For each chart, make sure to use a copy of the data frame. Unit tests are written for you under `test_module.py`.

### Development

For development, you can use `main.py` to test your functions. Click the "run" button and `main.py` will run.

### Testing 

We imported the tests from `test_module.py` to `main.py` for your convenience. The tests will run automatically whenever you hit the "run" button.

### Submitting

Copy your project's URL and submit it to freeCodeCamp.

In [None]:
import matplotlib.pyplot as plt
import pandas as pd
import seaborn as sns
from pandas.plotting import register_matplotlib_converters
register_matplotlib_converters()
import datetime
%matplotlib inline

In [None]:
# Import data (Make sure to parse dates.
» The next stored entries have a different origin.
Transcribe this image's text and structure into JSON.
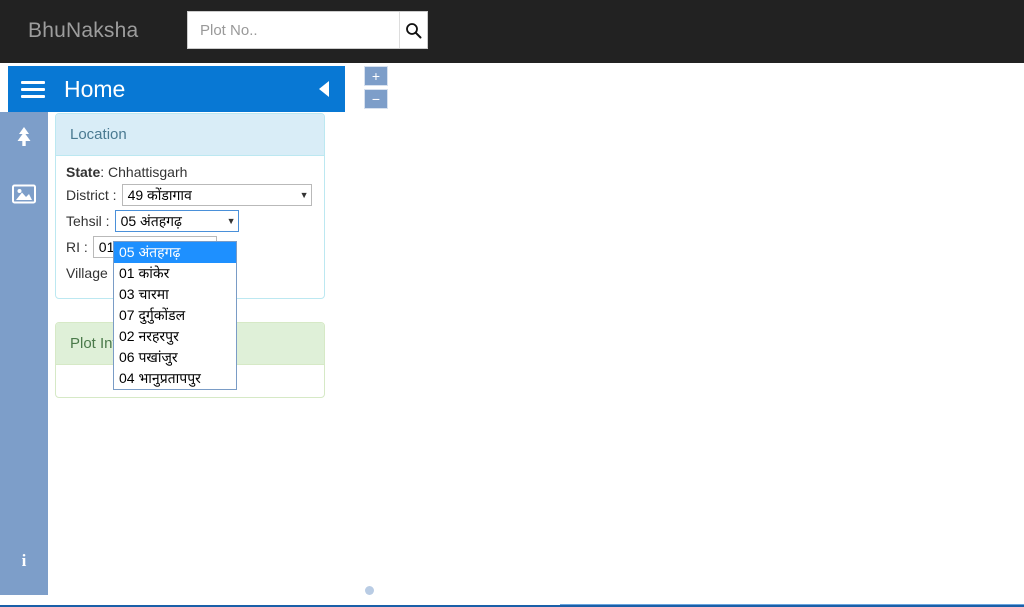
{
  "topbar": {
    "brand": "BhuNaksha",
    "search": {
      "placeholder": "Plot No..",
      "value": "",
      "button_icon": "search-icon"
    }
  },
  "panel_header": {
    "menu_icon": "hamburger-icon",
    "title": "Home",
    "collapse_icon": "caret-left-icon"
  },
  "zoom_control": {
    "zoom_in_label": "+",
    "zoom_out_label": "−"
  },
  "rail": {
    "items": [
      {
        "icon": "tree-icon",
        "name": "layers-tree"
      },
      {
        "icon": "image-icon",
        "name": "imagery"
      }
    ],
    "info": {
      "icon": "info-icon",
      "label": "i"
    }
  },
  "location_card": {
    "title": "Location",
    "state": {
      "label": "State",
      "separator": ": ",
      "value": "Chhattisgarh"
    },
    "fields": [
      {
        "label": "District :",
        "value": "49 कोंडागाव",
        "caret": "▼"
      },
      {
        "label": "Tehsil :",
        "value": "05 अंतहगढ़",
        "caret": "▼"
      },
      {
        "label": "RI :",
        "value": "01",
        "caret": "▼"
      },
      {
        "label": "Village",
        "value": "",
        "caret": "▼"
      }
    ]
  },
  "tehsil_dropdown": {
    "open": true,
    "options": [
      "05 अंतहगढ़",
      "01 कांकेर",
      "03 चारमा",
      "07 दुर्गुकोंडल",
      "02 नरहरपुर",
      "06 पखांजुर",
      "04 भानुप्रतापपुर"
    ],
    "selected_index": 0
  },
  "plot_card": {
    "title": "Plot Info"
  },
  "colors": {
    "topbar_bg": "#222222",
    "accent_blue": "#0878d4",
    "rail_blue": "#7d9ec9",
    "location_head": "#d9edf7",
    "plot_head": "#dff0d8",
    "dropdown_highlight": "#1e90ff"
  }
}
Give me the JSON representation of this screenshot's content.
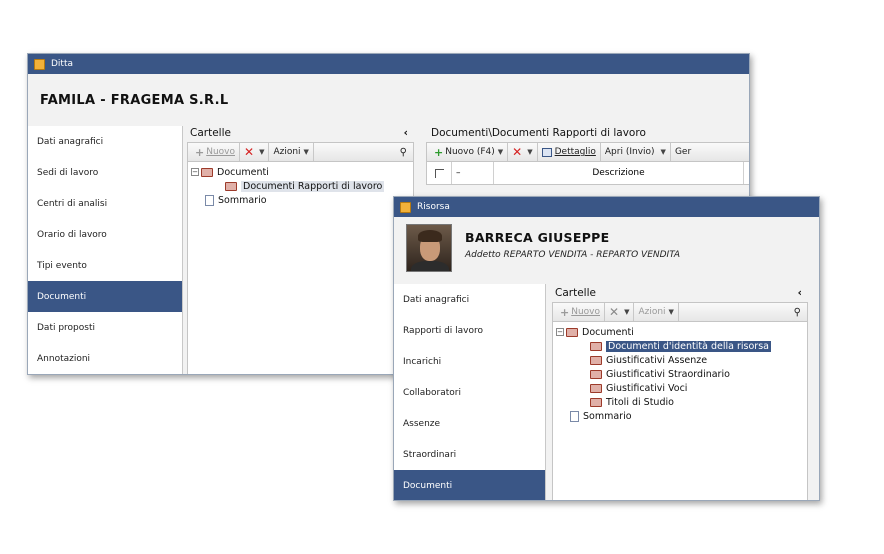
{
  "ditta": {
    "title": "Ditta",
    "company": "FAMILA - FRAGEMA S.R.L",
    "sidebar": [
      "Dati anagrafici",
      "Sedi di lavoro",
      "Centri di analisi",
      "Orario di lavoro",
      "Tipi evento",
      "Documenti",
      "Dati proposti",
      "Annotazioni"
    ],
    "active_index": 5,
    "cartelle": {
      "title": "Cartelle",
      "collapse": "‹",
      "toolbar": {
        "nuovo": "Nuovo",
        "azioni": "Azioni"
      },
      "tree": [
        "Documenti",
        "Documenti Rapporti di lavoro",
        "Sommario"
      ]
    },
    "right_panel": {
      "title": "Documenti\\Documenti Rapporti di lavoro",
      "toolbar": {
        "nuovo": "Nuovo (F4)",
        "dettaglio": "Dettaglio",
        "apri": "Apri (Invio)",
        "more": "Ger"
      },
      "column": "Descrizione"
    }
  },
  "risorsa": {
    "title": "Risorsa",
    "name": "BARRECA GIUSEPPE",
    "subtitle": "Addetto REPARTO VENDITA - REPARTO VENDITA",
    "sidebar": [
      "Dati anagrafici",
      "Rapporti di lavoro",
      "Incarichi",
      "Collaboratori",
      "Assenze",
      "Straordinari",
      "Documenti"
    ],
    "active_index": 6,
    "cartelle": {
      "title": "Cartelle",
      "collapse": "‹",
      "toolbar": {
        "nuovo": "Nuovo",
        "azioni": "Azioni"
      },
      "tree": [
        "Documenti",
        "Documenti d'identità della risorsa",
        "Giustificativi Assenze",
        "Giustificativi Straordinario",
        "Giustificativi Voci",
        "Titoli di Studio",
        "Sommario"
      ]
    }
  },
  "colors": {
    "titlebar": "#3a5686",
    "active": "#3a5686",
    "add": "#2e9b2e",
    "delete": "#d52222"
  }
}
Consider setting index column to 'date'.)
df = pd.read_csv("fcc-forum-pageviews.csv", parse_dates=True)
df.set_index("date", inplace=True)

In [None]:
# Clean data
df = df[(df['value'] > df['value'].quantile(0.025)) & (df['value'] < df['value'].quantile(0.975))]

In [None]:
# Draw line plot
fig, ax = plt.subplots(figsize=(10,8))
ax.plot(df)

plt.title('Daily freeCodeCamp Forum Page Views 5/2016-12/2019')
plt.xlabel('Date')
plt.ylabel('Page Views')

In [None]:
# Copy and modify data for monthly bar plot
df_bar = pd.DataFrame(df.copy()).reset_index()
df_bar['month'] = pd.DatetimeIndex(df_bar['date']).month_name()
df_bar['year'] = pd.DatetimeIndex(df_bar['date']).year

In [None]:
# Draw bar plot    
months = ['January', 'February', 'March', 'April','May', 'June', 'July', 'August', 'September', 'October', 'November', 'December']
fig, ax = plt.subplots(1, figsize=(8, 6))
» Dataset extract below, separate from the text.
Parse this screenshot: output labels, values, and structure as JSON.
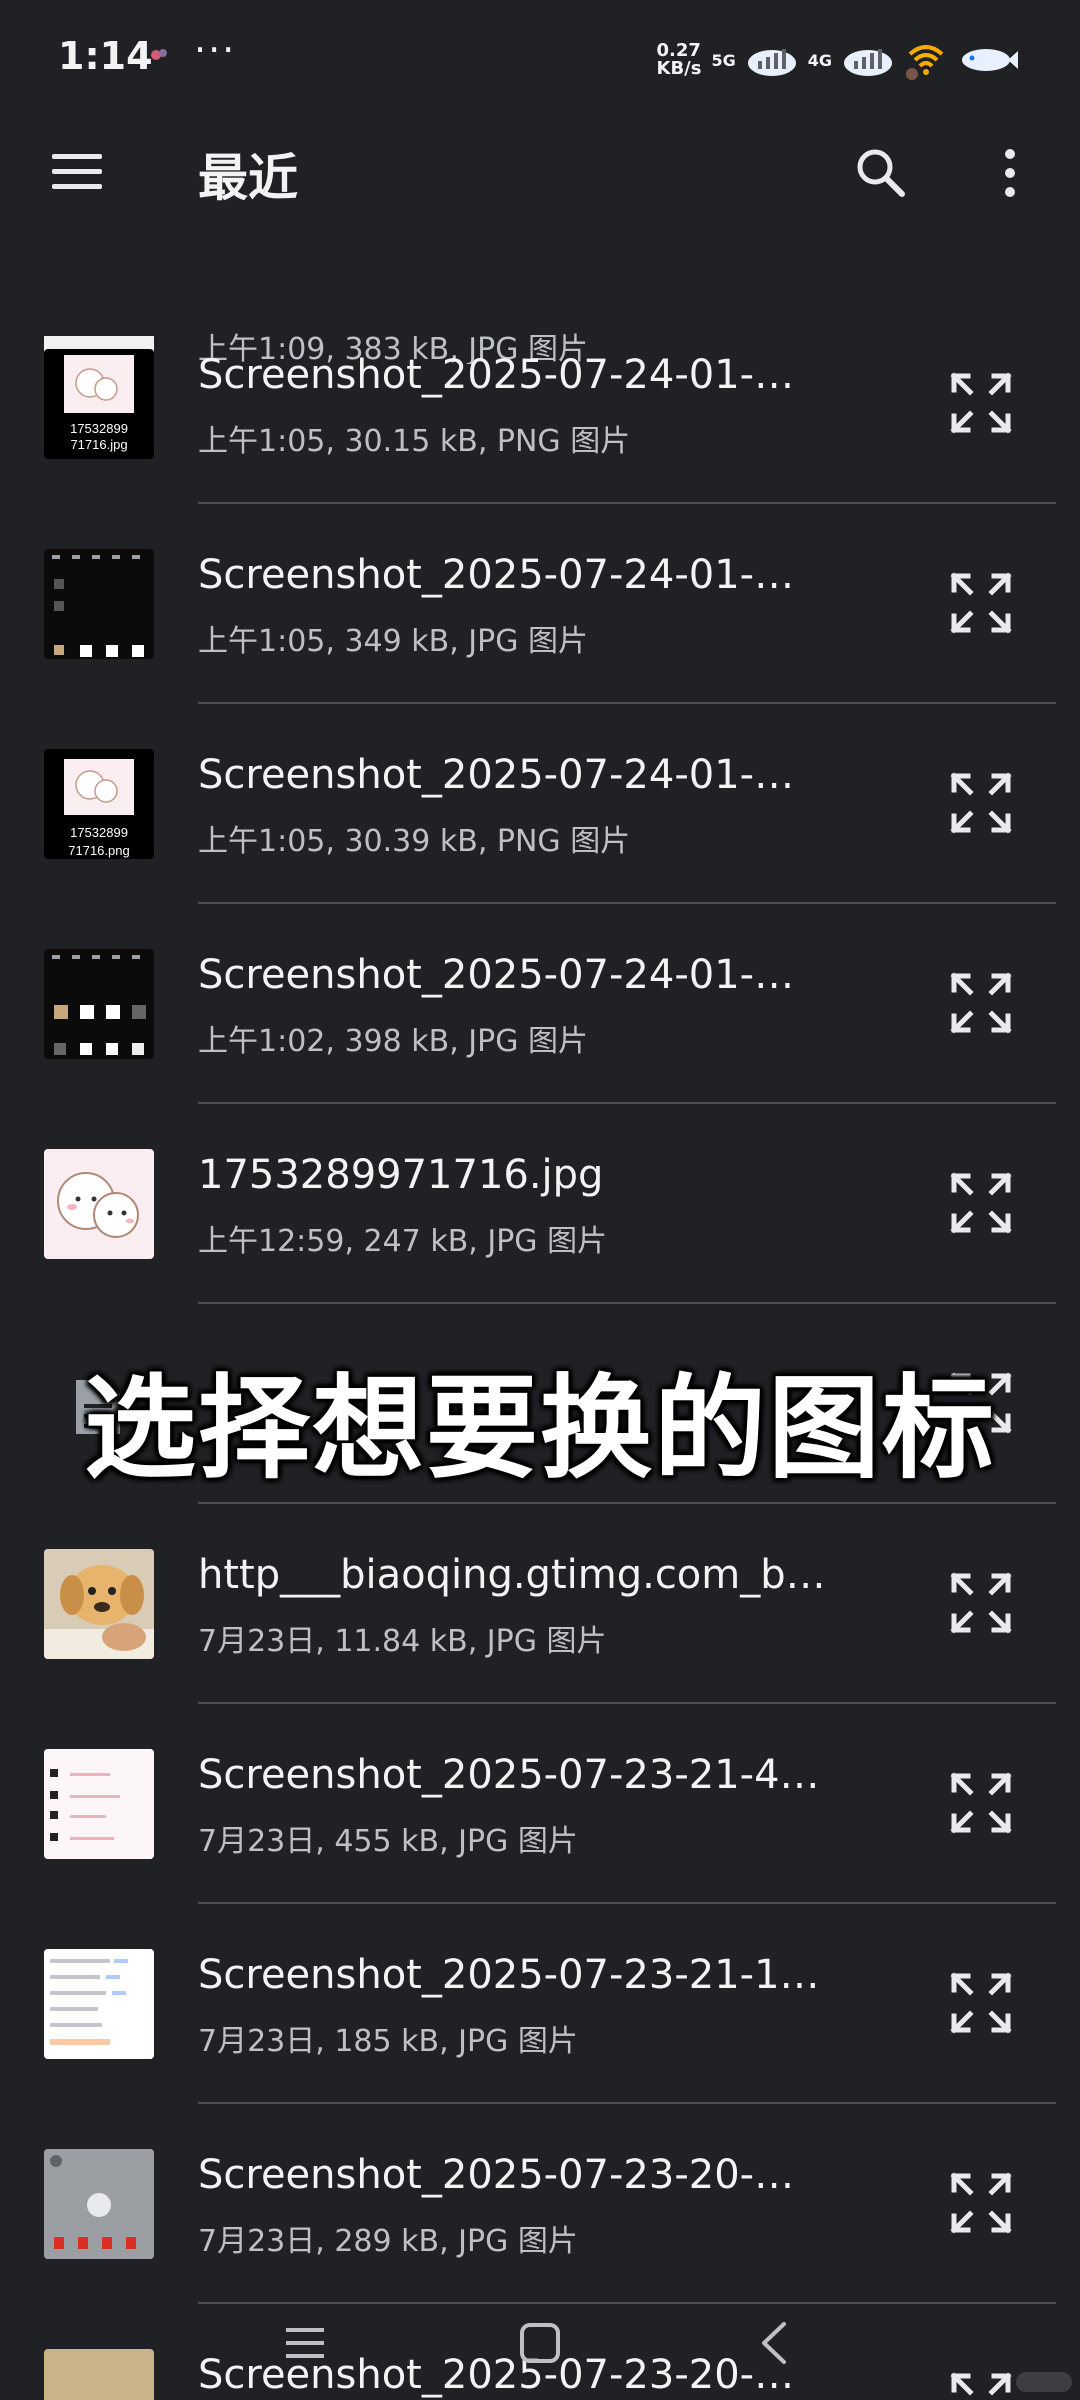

sns.barplot(x='year', y='value', hue='month', hue_order=months, data=df_bar, ci=None)
plt.xlabel('Years')
plt.ylabel('Average Page Views')
plt.legend(loc='upper left', title='Months')    

In [None]:
# Prepare data for box plots (this part is done!)
df_box = df.copy()
df_box.reset_index(inplace=True)
df_box['date'] = pd.to_datetime(df_box.date, format='%Y-%m-%d')

df_box['year'] = [d.year for d in df_box.date]
df_box['month'] = [d.strftime('%b') for d in df_box.date]

In [None]:
# Draw box plots (using Seaborn)
fig, axes = plt.subplots(figsize=(12,6), ncols=2)

ax0 = sns.boxplot(x='year', y='value', data=df_box, ax=axes[0])
ax0.set_xlabel('Year')
ax0.set_ylabel('Page Views')
ax0.set_title('Year-wise Box Plot (Trend)')

months = ['Jan', 'Feb', 'Mar', 'Apr','May', 'Jun', 'Jul', 'Aug', 'Sep', 'Oct', 'Nov', 'Dec']

ax1 = sns.boxplot(x='month', y='value', order=months, data=df_box, ax=axes[1])
ax1.set_xlabel('Month')
ax1.set_ylabel('Page Views')
ax1.set_title('Month-wise Box Plot (Seasonality)')